Far to the left now on the clear desert air they heard the sound of the helicopter beating the air. Her head was pressed firmly back against the bandit’s chest, but she could just see the light in the distance that told her the helicopter had a searchlight. If only she could leave some sign, some signal of the way they had gone! Something that would shine in the searchlight . . . her sandals were gold.
She still had both her sandals on. It seemed impossible, after all that had happened. There was a little strap between each toe, fanning out to a lacy pattern over her instep. She had never realized before how firmly they held.
Slowly, trying not to think of what she was doing lest the bandit pick up the thought, Zara worked one sandal off her foot and kicked it free. She didn’t look back, didn’t try to see how it had fallen. It might be days before it was found, if ever. A few miles later she let the second sandal drop.

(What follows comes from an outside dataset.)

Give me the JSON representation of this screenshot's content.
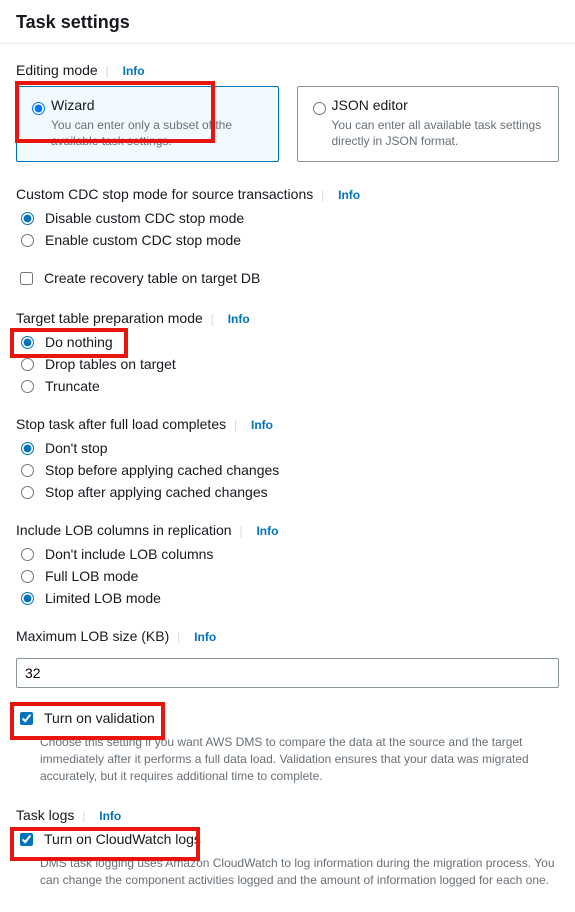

The helicopter was going the wrong way, carefully following the horse’s first easterly direction. The sound grew faint. Her captor’s firm hold on her slackened. “They will not hear you now, if you scream,” he told her. But the horse’s pace continued.
Her hip felt bruised and she shifted to a more comfortable position. The golden robe was billowing in the wind. She pulled at it, amazed to find that she was still wearing that, too. “Where are you taking me?” she asked. Her throat was hoarse.
“To my camp.”
“Isn’t your camp on the other side of the river?”
He glanced down at her, the moonlight full on his face, and did not answer. She caught her breath on a gasp.
“You look like Prince Rafi!” she whispered.
The man laughed, flinging his head back. “Do I so?”
Fear chased up and down her spine. “Who are you?”
“Have not you been told tales of me? I am Jalal the Bandit, grandson of the great Selim.”
“Who—” Zara began, but he interrupted her.